The housing market is gearing up for its busiest season yet, with prices soaring and mortgage rates on the rise. According to Dow Jones Market Data, the 10-year Treasury yield, which is a key indicator for mortgage rates, reached 4.163% on Monday. This increase, along with Friday’s surge, marks the largest two-day gain since June 2022. The rise in yield comes as a result of stronger-than-expected job numbers and ISM price data, indicating that the Federal Reserve’s anticipated rate cuts may be delayed.
As a result of this surge, one measure of mortgage rates surpassed 7% for the first time since mid-December. According to a survey by Mortgage News Daily, the 30-year fixed mortgage rate stood at 7.04% at midday on Monday.
Prospective buyers are no strangers to the volatility of mortgage rates. In early 2021, the 30-year fixed rate dropped to a historic low of 2.65%, as reported by Freddie Mac. However, over the years that followed, mortgage rates climbed to their highest point in two decades, reaching 7.79% in late October 2023. Last week, Freddie Mac recorded a weekly average rate of 6.63%. Nevertheless, the recent surge in Treasury yields suggests that rates will continue to rise this week.

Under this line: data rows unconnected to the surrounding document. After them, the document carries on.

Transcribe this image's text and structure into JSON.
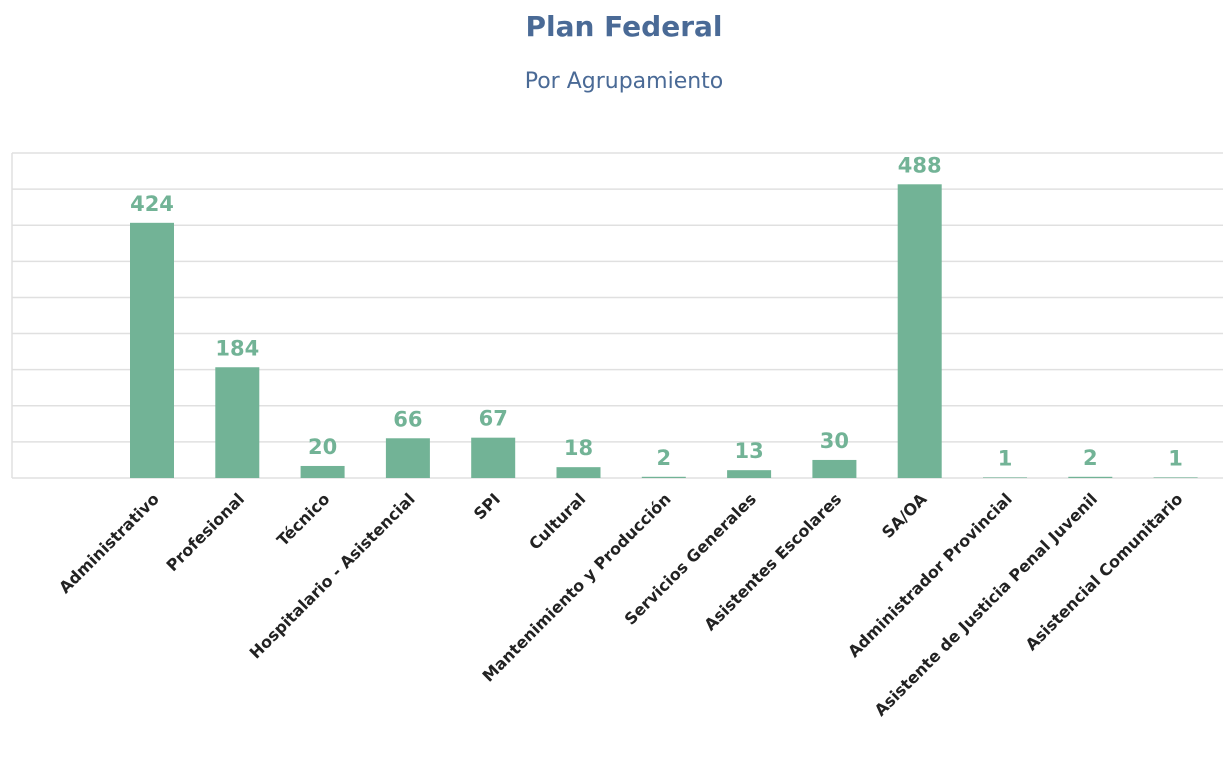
{
  "chart_data": {
    "type": "bar",
    "title": "Plan Federal",
    "subtitle": "Por Agrupamiento",
    "categories": [
      "Administrativo",
      "Profesional",
      "Técnico",
      "Hospitalario - Asistencial",
      "SPI",
      "Cultural",
      "Mantenimiento y Producción",
      "Servicios Generales",
      "Asistentes Escolares",
      "SA/OA",
      "Administrador Provincial",
      "Asistente de Justicia Penal Juvenil",
      "Asistencial Comunitario"
    ],
    "values": [
      424,
      184,
      20,
      66,
      67,
      18,
      2,
      13,
      30,
      488,
      1,
      2,
      1
    ],
    "color": "#72b396",
    "ylim": [
      0,
      540
    ],
    "yticks": [
      0,
      60,
      120,
      180,
      240,
      300,
      360,
      420,
      480,
      540
    ],
    "grid": true
  }
}
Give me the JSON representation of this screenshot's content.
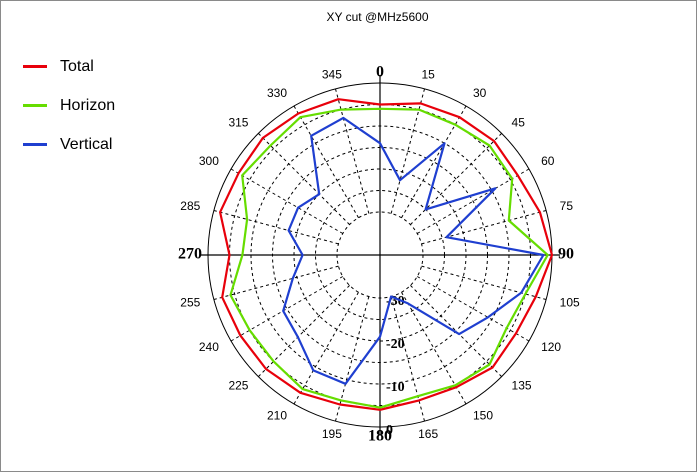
{
  "chart_data": {
    "type": "polar-line",
    "title": "XY cut @MHz5600",
    "angle_labels": [
      "0",
      "15",
      "30",
      "45",
      "60",
      "75",
      "90",
      "105",
      "120",
      "135",
      "150",
      "165",
      "180",
      "195",
      "210",
      "225",
      "240",
      "255",
      "270",
      "285",
      "300",
      "315",
      "330",
      "345"
    ],
    "radial_labels": [
      "-30",
      "-20",
      "-10",
      "0"
    ],
    "radial_range": [
      -40,
      0
    ],
    "grid": true,
    "legend_placement": "top-left",
    "series": [
      {
        "name": "Total",
        "color": "#e8000b",
        "angles": [
          0,
          15,
          30,
          45,
          60,
          75,
          90,
          105,
          120,
          135,
          150,
          165,
          180,
          195,
          210,
          225,
          240,
          255,
          270,
          285,
          300,
          315,
          330,
          345
        ],
        "values": [
          -5,
          -3.5,
          -3,
          -2.5,
          -3,
          -1.5,
          0,
          -2.5,
          -3.5,
          -3,
          -4.5,
          -5,
          -4,
          -4,
          -3,
          -2.5,
          -2.5,
          -2,
          -5,
          -1.5,
          -2,
          -1.5,
          -2,
          -2.5
        ]
      },
      {
        "name": "Horizon",
        "color": "#66dd00",
        "angles": [
          0,
          15,
          30,
          45,
          60,
          75,
          90,
          105,
          120,
          135,
          150,
          165,
          180,
          195,
          210,
          225,
          240,
          255,
          270,
          285,
          300,
          315,
          330,
          345
        ],
        "values": [
          -6,
          -5,
          -5,
          -4,
          -4.5,
          -9,
          -1,
          -5,
          -6,
          -4,
          -5,
          -6,
          -4.5,
          -5,
          -4,
          -5,
          -5,
          -4,
          -8,
          -8,
          -3,
          -4,
          -3,
          -5
        ]
      },
      {
        "name": "Vertical",
        "color": "#1f3fd0",
        "angles": [
          0,
          15,
          30,
          45,
          60,
          75,
          90,
          105,
          120,
          135,
          150,
          165,
          180,
          195,
          210,
          225,
          240,
          255,
          270,
          285,
          300,
          315,
          330,
          345
        ],
        "values": [
          -14,
          -22,
          -10,
          -25,
          -9,
          -24,
          -2,
          -6,
          -11,
          -14,
          -27,
          -30,
          -21,
          -9,
          -9,
          -13,
          -14,
          -19,
          -22,
          -18,
          -18,
          -20,
          -8,
          -7
        ]
      }
    ]
  }
}
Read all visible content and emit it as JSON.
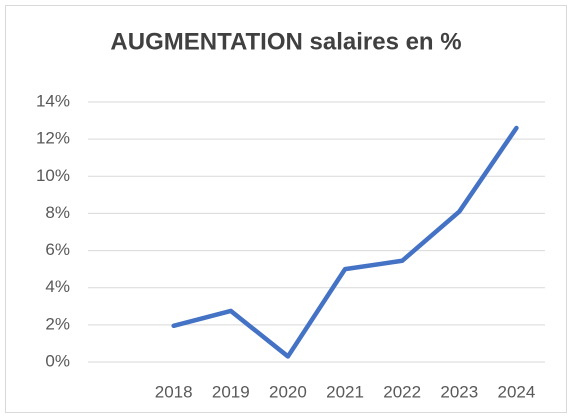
{
  "chart_data": {
    "type": "line",
    "title": "AUGMENTATION salaires en %",
    "categories": [
      null,
      "2018",
      "2019",
      "2020",
      "2021",
      "2022",
      "2023",
      "2024"
    ],
    "series": [
      {
        "name": "AUGMENTATION salaires en %",
        "color": "#4472c4",
        "values": [
          null,
          1.95,
          2.75,
          0.3,
          5.0,
          5.45,
          8.1,
          12.6
        ]
      }
    ],
    "ylim": [
      0,
      14
    ],
    "yticks": [
      {
        "value": 0,
        "label": "0%"
      },
      {
        "value": 2,
        "label": "2%"
      },
      {
        "value": 4,
        "label": "4%"
      },
      {
        "value": 6,
        "label": "6%"
      },
      {
        "value": 8,
        "label": "8%"
      },
      {
        "value": 10,
        "label": "10%"
      },
      {
        "value": 12,
        "label": "12%"
      },
      {
        "value": 14,
        "label": "14%"
      }
    ],
    "grid": true,
    "legend": false
  }
}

The combination of increasing rates and persistently high prices could create challenges for potential buyers as the traditionally busy spring season approaches. Redfin reported that the median home sold for $361,245 in the four weeks ending on January 28th, marking a 5.5% increase compared to the previous year.
Conclusion
With mortgage rates on the rise and home prices reaching new highs, the housing market is preparing for an eventful spring season. Potential buyers should be prepared for increased volatility and possible affordability challenges in the coming months.
Housing Costs and the Federal Reserve
Four Democratic U.S. senators—Elizabeth Warren, John Hickenlooper, Jacky Rosen, and Sheldon Whitehouse—recently penned an open letter addressing the issue of housing costs to Federal Reserve Chair Jerome Powell. In the letter, they expressed concern that high interest rates are exacerbating the country’s housing access and affordability crisis. The senators urged Powell to consider the impact of the Fed’s interest rate decisions on the housing market and to reverse rate hikes that have made affordable housing increasingly unattainable.
However, Powell made it clear that addressing housing costs is not within the purview of the Federal Reserve. During a press conference following a Federal Open Market Committee meeting, Powell emphasized that the Fed’s statutory goals are centered around maximum employment and price stability. He stated, “We’re not targeting housing price inflation, the cost of housing, or any of those things.” The Fed’s primary focus is on maintaining a stable economy.
Contrary to previous expectations by futures traders, Powell indicated that it is unlikely for the FOMC to cut rates in March. Currently, futures markets are predicting five 0.25% rate cuts for 2024, down from six anticipated cuts just last month according to the CME FedWatch tool.
Powell acknowledged that the Federal Reserve is aware of how rate hikes and cuts impact the housing market. However, he also noted that there are underlying issues regarding the availability of housing that cannot be addressed through monetary policy. Powell stated, “There hasn’t been enough housing built, and these are not things that we have any tools to address.”
As the country continues to grapple with the ongoing housing crisis, it is essential for policymakers to explore comprehensive solutions beyond monetary policy adjustments. While the senators’ concerns regarding housing costs are valid, it is important to recognize that the Federal Reserve’s primary objectives lie within its mandate of employment and price stability. Addressing the availability and affordability of housing requires collaborative efforts from various stakeholders across the government and private sector.
Builder Stocks Face Decline Amidst Shifting Rate Expectations
The builder stocks market experienced a notable decline on Monday, as reflected by the iShares U.S. Home Construction exchange-traded fund, which dropped by 1.1% during the afternoon session. These stocks, which had been on an upward trajectory in the final months of 2023, encountered a speed bump: the ETF has now experienced a year-to-date decline of 0.8%, while the S&P 500 saw a gain of 3.8%.
The decline in builder stocks was expected as early as late last year. Analysts suggested that the shift in expectations for Federal Reserve rate cuts could potentially cause mortgage rates to rise, ultimately leading to a downward trend for builder stocks.